Chapman continued to record throughout the remainder of the 1990s. One of his last recordings as Intelligent Hoodlum was the title cut for the motion picture soundtrack of Posse, a Hollywood Western that told the story of an African-American gunslinger posse. This song marked the end of Chapman’s overt focus on Conscious hip hop, Black history and political commentary in his verses. Working with Capone, Noreaga and Mobb Deep, recording “L.A L.A” a response to Tha Dogg Pound’s “New York, New York”, Intelligent Hoodlum then began working under the name Tragedy Khadafi in 1997. He also worked on Capone-N-Noreaga’s debut album, The War Report, on which he actually appears more on the album than Capone. When the latter returned to prison, Noreaga severed ties with Tragedy. In 1998, Tragedy formed the group Iron Sheiks along with his lifelong friend, Michael Butler a.k.a. Imam T.H.U.G., who was also from Queensbridge, releasing an EP, which contained the underground classic “True Confessions”.

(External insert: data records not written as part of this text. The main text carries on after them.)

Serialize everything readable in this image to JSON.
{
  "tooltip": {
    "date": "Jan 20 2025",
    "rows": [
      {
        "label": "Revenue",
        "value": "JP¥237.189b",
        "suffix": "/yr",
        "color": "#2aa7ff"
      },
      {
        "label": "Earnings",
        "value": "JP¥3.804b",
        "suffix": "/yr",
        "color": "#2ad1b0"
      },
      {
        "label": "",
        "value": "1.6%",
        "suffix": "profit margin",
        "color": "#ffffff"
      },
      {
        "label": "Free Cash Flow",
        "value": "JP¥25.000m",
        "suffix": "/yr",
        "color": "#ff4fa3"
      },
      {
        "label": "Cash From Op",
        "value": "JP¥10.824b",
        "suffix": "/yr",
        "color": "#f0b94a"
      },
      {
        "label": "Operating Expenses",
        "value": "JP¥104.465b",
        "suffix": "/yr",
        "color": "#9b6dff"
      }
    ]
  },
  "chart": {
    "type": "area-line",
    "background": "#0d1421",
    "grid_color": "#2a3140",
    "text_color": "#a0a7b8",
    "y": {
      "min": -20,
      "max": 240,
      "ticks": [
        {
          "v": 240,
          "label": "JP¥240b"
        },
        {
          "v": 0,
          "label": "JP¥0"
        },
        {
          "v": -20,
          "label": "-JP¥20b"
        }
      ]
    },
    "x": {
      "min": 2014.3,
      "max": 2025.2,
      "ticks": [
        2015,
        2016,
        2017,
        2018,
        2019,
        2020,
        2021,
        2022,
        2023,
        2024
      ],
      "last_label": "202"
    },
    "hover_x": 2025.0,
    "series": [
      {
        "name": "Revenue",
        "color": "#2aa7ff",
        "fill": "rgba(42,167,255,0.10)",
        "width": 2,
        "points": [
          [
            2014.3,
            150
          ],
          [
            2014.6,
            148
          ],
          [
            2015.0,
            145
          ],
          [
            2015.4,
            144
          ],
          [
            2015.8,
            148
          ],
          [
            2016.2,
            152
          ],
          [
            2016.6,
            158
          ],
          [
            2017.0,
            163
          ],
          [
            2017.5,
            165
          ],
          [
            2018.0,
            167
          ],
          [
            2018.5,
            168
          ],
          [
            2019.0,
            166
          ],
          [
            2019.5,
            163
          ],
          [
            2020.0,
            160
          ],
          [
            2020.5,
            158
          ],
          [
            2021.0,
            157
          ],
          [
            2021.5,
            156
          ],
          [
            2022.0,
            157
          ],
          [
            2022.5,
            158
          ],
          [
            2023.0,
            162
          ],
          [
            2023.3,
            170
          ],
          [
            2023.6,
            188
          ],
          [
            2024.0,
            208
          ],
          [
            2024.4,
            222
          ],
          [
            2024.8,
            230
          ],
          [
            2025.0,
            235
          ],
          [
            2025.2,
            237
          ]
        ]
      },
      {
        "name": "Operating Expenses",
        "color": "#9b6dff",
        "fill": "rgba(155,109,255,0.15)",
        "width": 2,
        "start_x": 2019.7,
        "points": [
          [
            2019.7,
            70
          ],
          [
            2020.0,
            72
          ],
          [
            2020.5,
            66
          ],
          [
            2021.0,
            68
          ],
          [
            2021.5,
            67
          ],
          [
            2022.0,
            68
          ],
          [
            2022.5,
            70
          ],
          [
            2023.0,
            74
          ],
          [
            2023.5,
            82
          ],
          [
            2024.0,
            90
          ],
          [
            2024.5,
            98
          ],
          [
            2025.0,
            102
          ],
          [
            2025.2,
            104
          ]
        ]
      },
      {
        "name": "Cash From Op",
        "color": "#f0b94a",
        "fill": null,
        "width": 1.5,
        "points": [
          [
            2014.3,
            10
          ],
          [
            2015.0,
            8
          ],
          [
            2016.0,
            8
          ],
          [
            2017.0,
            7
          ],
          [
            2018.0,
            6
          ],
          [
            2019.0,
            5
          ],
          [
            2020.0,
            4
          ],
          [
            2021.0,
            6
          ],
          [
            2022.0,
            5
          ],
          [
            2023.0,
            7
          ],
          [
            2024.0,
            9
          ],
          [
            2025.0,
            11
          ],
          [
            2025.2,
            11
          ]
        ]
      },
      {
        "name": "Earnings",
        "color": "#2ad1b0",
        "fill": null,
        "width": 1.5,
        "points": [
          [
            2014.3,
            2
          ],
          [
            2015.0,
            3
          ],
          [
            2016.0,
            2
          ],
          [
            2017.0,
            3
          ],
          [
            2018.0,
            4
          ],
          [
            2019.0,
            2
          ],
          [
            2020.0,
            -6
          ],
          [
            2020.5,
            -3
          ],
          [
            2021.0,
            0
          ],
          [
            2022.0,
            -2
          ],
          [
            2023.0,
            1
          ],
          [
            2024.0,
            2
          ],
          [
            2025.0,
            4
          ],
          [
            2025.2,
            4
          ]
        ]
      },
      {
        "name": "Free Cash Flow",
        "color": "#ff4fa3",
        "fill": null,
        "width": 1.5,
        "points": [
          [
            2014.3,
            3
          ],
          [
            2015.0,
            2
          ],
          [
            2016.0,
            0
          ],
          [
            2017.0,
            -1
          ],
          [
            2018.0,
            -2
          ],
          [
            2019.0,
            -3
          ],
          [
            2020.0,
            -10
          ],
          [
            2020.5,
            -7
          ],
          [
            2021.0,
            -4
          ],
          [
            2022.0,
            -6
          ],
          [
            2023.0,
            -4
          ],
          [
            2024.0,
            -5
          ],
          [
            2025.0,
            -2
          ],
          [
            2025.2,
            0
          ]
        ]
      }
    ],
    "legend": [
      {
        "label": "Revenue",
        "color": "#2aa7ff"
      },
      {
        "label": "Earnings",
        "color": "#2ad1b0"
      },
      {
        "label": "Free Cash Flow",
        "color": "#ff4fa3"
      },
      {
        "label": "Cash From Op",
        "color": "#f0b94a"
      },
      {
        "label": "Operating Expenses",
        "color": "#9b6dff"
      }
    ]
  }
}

Khadafi’s third album, Against All Odds, was scheduled for release in 1999, but conflict with his label stalled the release, finally being released in 2001, which was also the first appearance of emcee HeadRush Napoleon, who continued to work with Tragedy on future recordings. On the album, Tragedy dissed Noreaga and accused him of stealing his rhyming style on tracks like “Crime Nationalist” or “Blood Type”. Noreaga kept the animosity going with his track “Halfway Thugs Pt. II.” This was followed by Still Reportin’… in 2003. In 2005, he released Thug Matrix independently and also released an album as a member of the group Black Market Militia. Khadafi’s latest releases, Blood Ballads and Thug Matrix 2, were both released in 2006.

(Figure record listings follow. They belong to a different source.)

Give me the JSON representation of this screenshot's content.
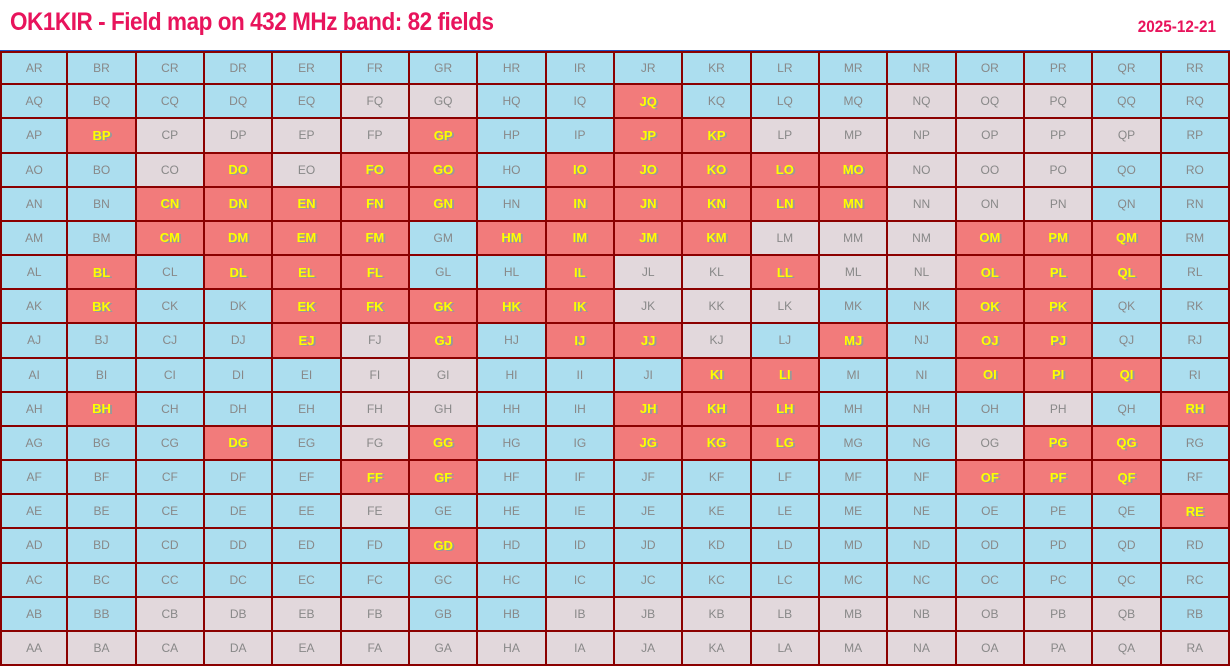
{
  "header": {
    "title": "OK1KIR - Field map on 432 MHz band:  82 fields",
    "date": "2025-12-21"
  },
  "colors": {
    "ocean": "#acdeef",
    "land": "#e2d8dc",
    "worked": "#f27b7b",
    "grid_line": "#8b0000",
    "worked_label": "#ffff00",
    "title": "#e8145c"
  },
  "legend_codes": {
    "o": "ocean",
    "l": "land",
    "w": "worked"
  },
  "grid": {
    "columns": [
      "A",
      "B",
      "C",
      "D",
      "E",
      "F",
      "G",
      "H",
      "I",
      "J",
      "K",
      "L",
      "M",
      "N",
      "O",
      "P",
      "Q",
      "R"
    ],
    "rows": [
      {
        "row": "R",
        "status": "oooooooooooooooooo"
      },
      {
        "row": "Q",
        "status": "ooooolloowooollloo"
      },
      {
        "row": "P",
        "status": "owllllwoowwllllllo"
      },
      {
        "row": "O",
        "status": "oolwlwwowwwwwllloo"
      },
      {
        "row": "N",
        "status": "oowwwwwowwwwwllloo"
      },
      {
        "row": "M",
        "status": "oowwwwowwwwlllwwwo"
      },
      {
        "row": "L",
        "status": "owowwwoowllwllwwwo"
      },
      {
        "row": "K",
        "status": "owoowwwwwllloowwoo"
      },
      {
        "row": "J",
        "status": "oooowlwowwlowowwoo"
      },
      {
        "row": "I",
        "status": "ooooollooowwoowwwo"
      },
      {
        "row": "H",
        "status": "owooolloowwwooolow"
      },
      {
        "row": "G",
        "status": "ooowolwoowwwoolwwo"
      },
      {
        "row": "F",
        "status": "ooooowwooooooowwwo"
      },
      {
        "row": "E",
        "status": "ooooolooooooooooow"
      },
      {
        "row": "D",
        "status": "oooooowooooooooooo"
      },
      {
        "row": "C",
        "status": "oooooooooooooooooo"
      },
      {
        "row": "B",
        "status": "oolllloolllllllllo"
      },
      {
        "row": "A",
        "status": "llllllllllllllllll"
      }
    ]
  }
}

He also starred in a documentary known as Tragedy: The Story of Queensbridge about his life and his struggles, growing up, his being a junior member of the Juice Crew, the numerous times he was incarcerated, and the toll a hard life has on a poor African-American child growing up without a father and with a mother addicted to heroin.
On December 27, 2007, Tragedy was convicted of selling narcotics and sentenced to a maximum of four years in prison. Although originally scheduled to be released on January 21, 2011, Tragedy was granted early parole, and released on June 23, 2010.